On or about Sept. 5, China moved a huge crane vessel named Lan Jing near the Vietnamese coast in an area within the latter’s EEZ. Lan Jing, thought to be the largest of its kind in the world, belongs to the state-owned China National Offshore Oil Corporation and has previously been used to install large oil rigs and other offshore structures in the South China Sea. Observers have noted that Beijing’s move forces Vietnam to spread thin its already limited maritime capacities.

The littoral combat ship USS Gabrielle Giffords (LCS 10) left San Diego earlier this month carrying the U.S. Navy’s new Naval Strike Missile (NSM), a weapon that analysts say could tilt the balance of power in the South China Sea. According to Raytheon, its developer, the NSM is a sea-skimming cruise missile guided by an independent MQ-8B Fire Scout helicopter drone, making it tough to spot on radar. In addition to the Gabrielle Giffords, the United States plans to arm more than 30 vessels with the new missiles, according to U.S. Navy officials.

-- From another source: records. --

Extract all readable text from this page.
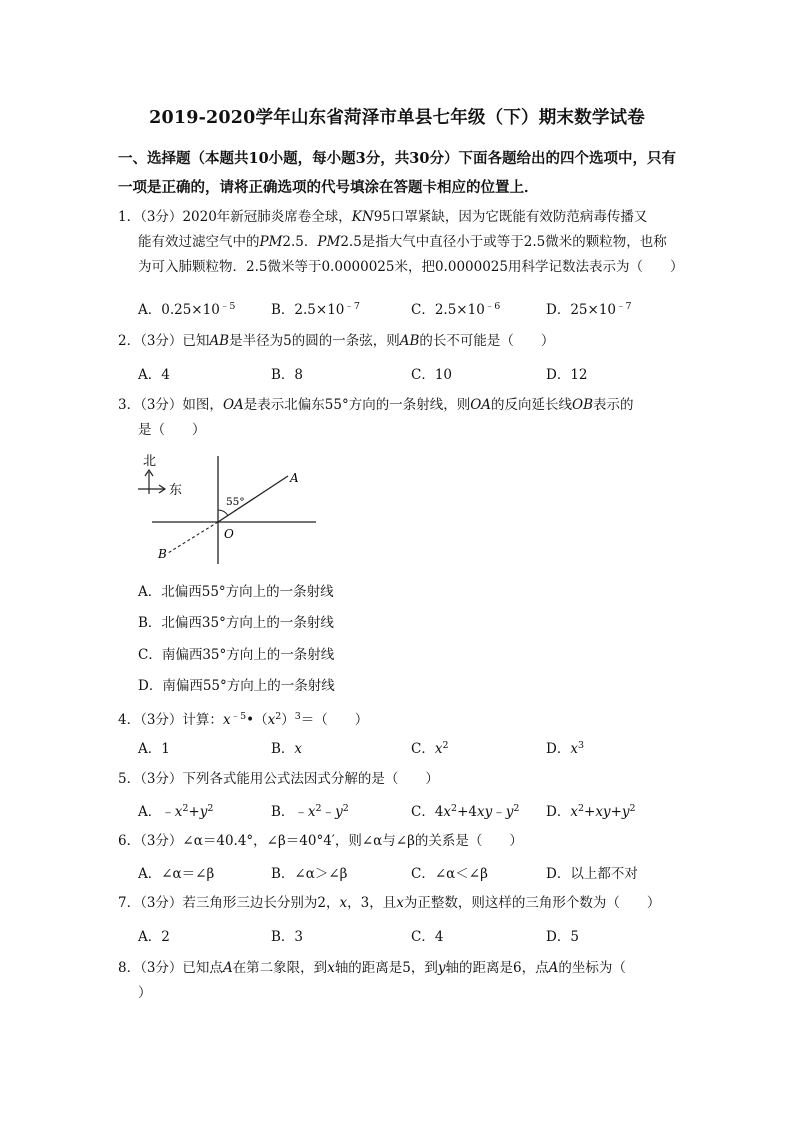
2019-2020学年山东省菏泽市单县七年级（下）期末数学试卷
一、选择题（本题共10小题，每小题3分，共30分）下面各题给出的四个选项中，只有
一项是正确的，请将正确选项的代号填涂在答题卡相应的位置上．
1．（3分）2020年新冠肺炎席卷全球，KN95口罩紧缺，因为它既能有效防范病毒传播又
能有效过滤空气中的PM2.5．PM2.5是指大气中直径小于或等于2.5微米的颗粒物，也称
为可入肺颗粒物．2.5微米等于0.0000025米，把0.0000025用科学记数法表示为（　　）
A．$0.25\times 10^{﹣5}$	B．$2.5\times 10^{﹣7}$	C．$2.5\times 10^{﹣6}$	D．$25\times 10^{﹣7}$
2．（3分）已知AB是半径为5的圆的一条弦，则AB的长不可能是（　　）
A．4	B．8	C．10	D．12
3．（3分）如图，OA是表示北偏东55°方向的一条射线，则OA的反向延长线OB表示的
是（　　）
北
东
55°
A
O
B
A．北偏西55°方向上的一条射线
B．北偏西35°方向上的一条射线
C．南偏西35°方向上的一条射线
D．南偏西55°方向上的一条射线
4．（3分）计算：$x^{﹣5}•(x^2)^3=$（　　）
A．1	B．x	C．$x^2$	D．$x^3$
5．（3分）下列各式能用公式法因式分解的是（　　）
A．$﹣x^2+y^2$	B．$﹣x^2﹣y^2$	C．$4x^2+4xy﹣y^2$ D．$x^2+xy+y^2$
6．（3分）∠α＝40.4°，∠β＝40°4′，则∠α与∠β的关系是（　　）
A．∠α＝∠β	B．∠α＞∠β	C．∠α＜∠β	D．以上都不对
7．（3分）若三角形三边长分别为2，x，3，且x为正整数，则这样的三角形个数为（　　）
A．2	B．3	C．4	D．5
8．（3分）已知点A在第二象限，到x轴的距离是5，到y轴的距离是6，点A的坐标为（
）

Beijing has deployed a network of drones to watch over the islands and reefs of the disputed South China Sea. The network is run by the Chinese Ministry of Natural Resources and covers uninhabited islands as well as the vast open waters of the area, according to the ministry’s South Sea Bureau. Consisting of numerous unmanned aerial vehicles carrying high-definition cameras, road-mobile communication vehicles and a satellite-based maritime information communication network, the air-land system will play an important role in “disaster observation and emergency response,” said the bureau.

Observers note that the drones could have military implications. Greg Poling, a South China Sea expert at the Center for Strategic and International Studies, explains that the surveillance upgrades could help China should it decide to declare an Air Defense Identification Zone in the region. Peter Dutton, a retired U.S. Navy officer and a professor at the U.S. Naval War College, also commented on the drones’ “obvious use to improve awareness both of what is on the sea and what is in the air.”


Amy Zeng is a JD student at Harvard Law School. She holds a B.A. in Economics from Harvard College.